After 5–30 seconds of parsing, you get a mapping table: every Firebase event type in your file, matched to a target event in your PlayGenus tracking plan. Firebase's automatic events (session_start, first_open, app_remove) map naturally onto session and lifecycle events; your custom events map onto whatever you and we agreed they should be during onboarding. Your Firebase user_pseudo_id becomes the player identifier, and event_params become event properties.

Include what's worth keeping, exclude what isn't, correct anything we got wrong, and submit. A PlayGenus engineer confirms the mapping with you before a single row is ingested — a bad mapping quietly corrupts every model downstream, so this check is deliberate. The full tour of the review UI is in the import guide.

What happens after

Once confirmed, your history is translated through the mapping and loaded, and the models that depend on it retrain — churn, LTV, survival, and the DAU, revenue, and session forecasts. Dashboards populate as soon as the import lands; predictions follow when retraining completes.
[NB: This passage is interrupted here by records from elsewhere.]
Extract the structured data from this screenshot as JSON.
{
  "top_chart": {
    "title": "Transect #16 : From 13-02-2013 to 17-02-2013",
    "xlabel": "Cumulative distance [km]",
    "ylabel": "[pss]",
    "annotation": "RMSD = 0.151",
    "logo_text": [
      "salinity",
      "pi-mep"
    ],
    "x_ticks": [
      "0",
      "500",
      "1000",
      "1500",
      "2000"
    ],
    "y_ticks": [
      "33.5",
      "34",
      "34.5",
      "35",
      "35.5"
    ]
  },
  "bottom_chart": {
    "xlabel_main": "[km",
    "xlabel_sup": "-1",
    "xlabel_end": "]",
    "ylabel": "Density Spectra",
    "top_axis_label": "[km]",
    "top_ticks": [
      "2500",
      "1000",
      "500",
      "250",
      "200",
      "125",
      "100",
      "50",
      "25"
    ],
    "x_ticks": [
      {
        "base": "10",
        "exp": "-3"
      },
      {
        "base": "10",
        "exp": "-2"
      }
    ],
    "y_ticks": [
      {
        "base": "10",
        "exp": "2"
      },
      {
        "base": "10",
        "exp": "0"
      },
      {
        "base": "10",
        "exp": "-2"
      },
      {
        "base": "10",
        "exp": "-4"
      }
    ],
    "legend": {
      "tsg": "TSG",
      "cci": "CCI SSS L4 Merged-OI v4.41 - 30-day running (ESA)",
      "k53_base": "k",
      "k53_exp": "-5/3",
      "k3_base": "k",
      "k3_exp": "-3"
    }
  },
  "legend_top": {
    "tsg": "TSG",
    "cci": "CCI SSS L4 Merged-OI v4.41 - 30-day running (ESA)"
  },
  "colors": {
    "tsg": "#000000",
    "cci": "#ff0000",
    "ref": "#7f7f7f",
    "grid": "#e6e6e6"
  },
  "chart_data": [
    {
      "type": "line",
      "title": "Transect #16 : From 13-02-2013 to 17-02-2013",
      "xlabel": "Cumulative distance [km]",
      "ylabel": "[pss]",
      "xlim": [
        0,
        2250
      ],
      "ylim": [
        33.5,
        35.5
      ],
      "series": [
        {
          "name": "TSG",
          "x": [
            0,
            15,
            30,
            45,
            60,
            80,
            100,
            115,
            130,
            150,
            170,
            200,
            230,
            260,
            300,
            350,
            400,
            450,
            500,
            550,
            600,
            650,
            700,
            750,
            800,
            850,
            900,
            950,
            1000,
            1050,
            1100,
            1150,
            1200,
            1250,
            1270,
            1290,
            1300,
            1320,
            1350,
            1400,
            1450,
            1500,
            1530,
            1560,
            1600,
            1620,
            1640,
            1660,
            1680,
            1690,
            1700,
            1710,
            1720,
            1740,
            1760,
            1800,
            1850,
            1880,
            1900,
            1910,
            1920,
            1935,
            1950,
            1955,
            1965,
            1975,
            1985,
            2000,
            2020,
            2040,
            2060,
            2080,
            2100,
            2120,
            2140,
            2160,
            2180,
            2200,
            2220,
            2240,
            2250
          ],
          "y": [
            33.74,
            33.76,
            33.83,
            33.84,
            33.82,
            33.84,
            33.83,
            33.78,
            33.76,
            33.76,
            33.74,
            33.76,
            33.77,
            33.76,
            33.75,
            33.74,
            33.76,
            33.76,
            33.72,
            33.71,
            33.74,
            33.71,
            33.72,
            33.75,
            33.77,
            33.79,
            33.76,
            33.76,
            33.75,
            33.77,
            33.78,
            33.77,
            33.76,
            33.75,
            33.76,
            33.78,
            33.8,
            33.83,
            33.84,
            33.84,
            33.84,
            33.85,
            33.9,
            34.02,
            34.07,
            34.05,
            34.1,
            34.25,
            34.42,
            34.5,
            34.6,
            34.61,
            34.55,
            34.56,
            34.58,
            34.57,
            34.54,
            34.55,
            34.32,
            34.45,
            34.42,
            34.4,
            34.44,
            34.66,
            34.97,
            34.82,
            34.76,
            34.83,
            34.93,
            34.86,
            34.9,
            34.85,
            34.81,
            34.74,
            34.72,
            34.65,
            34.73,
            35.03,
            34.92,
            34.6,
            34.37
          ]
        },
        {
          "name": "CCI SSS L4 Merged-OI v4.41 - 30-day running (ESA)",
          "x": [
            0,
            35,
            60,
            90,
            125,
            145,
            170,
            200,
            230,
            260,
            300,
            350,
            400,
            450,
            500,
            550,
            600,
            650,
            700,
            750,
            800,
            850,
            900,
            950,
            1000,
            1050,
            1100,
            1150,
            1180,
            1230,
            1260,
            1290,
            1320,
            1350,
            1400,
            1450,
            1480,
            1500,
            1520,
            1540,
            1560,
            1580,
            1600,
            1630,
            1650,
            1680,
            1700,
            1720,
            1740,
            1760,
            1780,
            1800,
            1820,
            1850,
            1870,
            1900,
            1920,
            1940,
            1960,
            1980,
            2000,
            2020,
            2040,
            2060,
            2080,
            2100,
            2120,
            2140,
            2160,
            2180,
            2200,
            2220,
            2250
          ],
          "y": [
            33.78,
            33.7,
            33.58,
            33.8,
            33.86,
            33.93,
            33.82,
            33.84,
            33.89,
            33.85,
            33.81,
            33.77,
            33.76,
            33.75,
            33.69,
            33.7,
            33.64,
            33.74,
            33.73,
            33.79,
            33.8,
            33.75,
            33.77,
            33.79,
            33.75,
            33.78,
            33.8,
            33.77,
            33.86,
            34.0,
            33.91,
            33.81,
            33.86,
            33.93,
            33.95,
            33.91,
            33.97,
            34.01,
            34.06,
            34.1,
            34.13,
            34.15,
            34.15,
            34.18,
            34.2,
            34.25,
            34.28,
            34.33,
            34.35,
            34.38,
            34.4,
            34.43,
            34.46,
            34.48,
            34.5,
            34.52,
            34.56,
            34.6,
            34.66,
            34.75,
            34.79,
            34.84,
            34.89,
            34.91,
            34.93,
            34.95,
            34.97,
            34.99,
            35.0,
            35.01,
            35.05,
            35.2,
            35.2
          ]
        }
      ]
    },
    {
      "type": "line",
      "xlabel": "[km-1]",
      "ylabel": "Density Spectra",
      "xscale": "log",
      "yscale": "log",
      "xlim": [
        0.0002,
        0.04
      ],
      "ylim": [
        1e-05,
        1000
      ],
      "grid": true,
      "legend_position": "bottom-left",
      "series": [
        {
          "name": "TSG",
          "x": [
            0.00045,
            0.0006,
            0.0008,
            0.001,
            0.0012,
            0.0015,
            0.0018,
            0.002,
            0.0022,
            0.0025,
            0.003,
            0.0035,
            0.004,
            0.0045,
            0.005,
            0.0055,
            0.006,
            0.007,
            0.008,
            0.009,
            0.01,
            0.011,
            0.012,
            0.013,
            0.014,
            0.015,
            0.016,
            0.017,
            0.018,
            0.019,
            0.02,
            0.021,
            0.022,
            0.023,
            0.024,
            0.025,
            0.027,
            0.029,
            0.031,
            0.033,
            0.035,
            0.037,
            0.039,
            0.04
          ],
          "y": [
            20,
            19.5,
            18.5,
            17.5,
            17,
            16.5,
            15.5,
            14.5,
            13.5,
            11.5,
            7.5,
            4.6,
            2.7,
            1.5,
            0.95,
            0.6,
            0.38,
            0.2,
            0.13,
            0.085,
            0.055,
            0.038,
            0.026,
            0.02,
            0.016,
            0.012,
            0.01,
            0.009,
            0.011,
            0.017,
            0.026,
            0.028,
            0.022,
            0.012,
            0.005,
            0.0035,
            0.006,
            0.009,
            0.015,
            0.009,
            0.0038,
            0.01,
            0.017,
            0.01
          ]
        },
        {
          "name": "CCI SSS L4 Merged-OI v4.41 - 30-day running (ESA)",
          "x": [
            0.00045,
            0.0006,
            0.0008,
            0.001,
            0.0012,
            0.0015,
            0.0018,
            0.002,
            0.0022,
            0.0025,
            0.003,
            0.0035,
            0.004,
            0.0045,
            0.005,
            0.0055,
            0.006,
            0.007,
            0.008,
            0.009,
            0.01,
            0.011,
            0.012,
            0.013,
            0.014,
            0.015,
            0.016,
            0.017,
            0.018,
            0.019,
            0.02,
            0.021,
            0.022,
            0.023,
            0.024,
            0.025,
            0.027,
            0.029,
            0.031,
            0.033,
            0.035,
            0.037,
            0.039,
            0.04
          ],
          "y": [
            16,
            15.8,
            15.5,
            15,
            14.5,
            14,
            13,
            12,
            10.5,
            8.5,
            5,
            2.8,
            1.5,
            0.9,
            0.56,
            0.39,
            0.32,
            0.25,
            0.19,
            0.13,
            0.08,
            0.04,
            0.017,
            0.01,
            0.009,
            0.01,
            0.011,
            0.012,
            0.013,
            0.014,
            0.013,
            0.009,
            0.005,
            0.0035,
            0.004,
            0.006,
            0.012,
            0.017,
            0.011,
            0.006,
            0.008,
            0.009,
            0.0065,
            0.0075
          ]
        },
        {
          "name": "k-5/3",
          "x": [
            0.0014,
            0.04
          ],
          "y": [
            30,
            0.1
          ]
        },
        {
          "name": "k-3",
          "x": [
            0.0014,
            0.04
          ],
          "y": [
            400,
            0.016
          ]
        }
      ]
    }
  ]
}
From that point on, your live events come from the PlayGenus SDK while your past lives in the same dataset — one continuous history, no gap where the migration happened.

Common questions

Do I have to stop using Firebase? No. Plenty of studios run both during a transition — Firebase keeps feeding its export while PlayGenus ingests live events, and you switch off the old one whenever you're comfortable.

What about GA4 properties? Firebase Analytics data for apps is GA4 under the hood, and it exports through the same BigQuery integration — the same walkthrough applies.

My export has events I never want in PlayGenus. Exclude them in the mapping review — exclusions are remembered in your saved mapping, so you won't re-exclude them on the next import.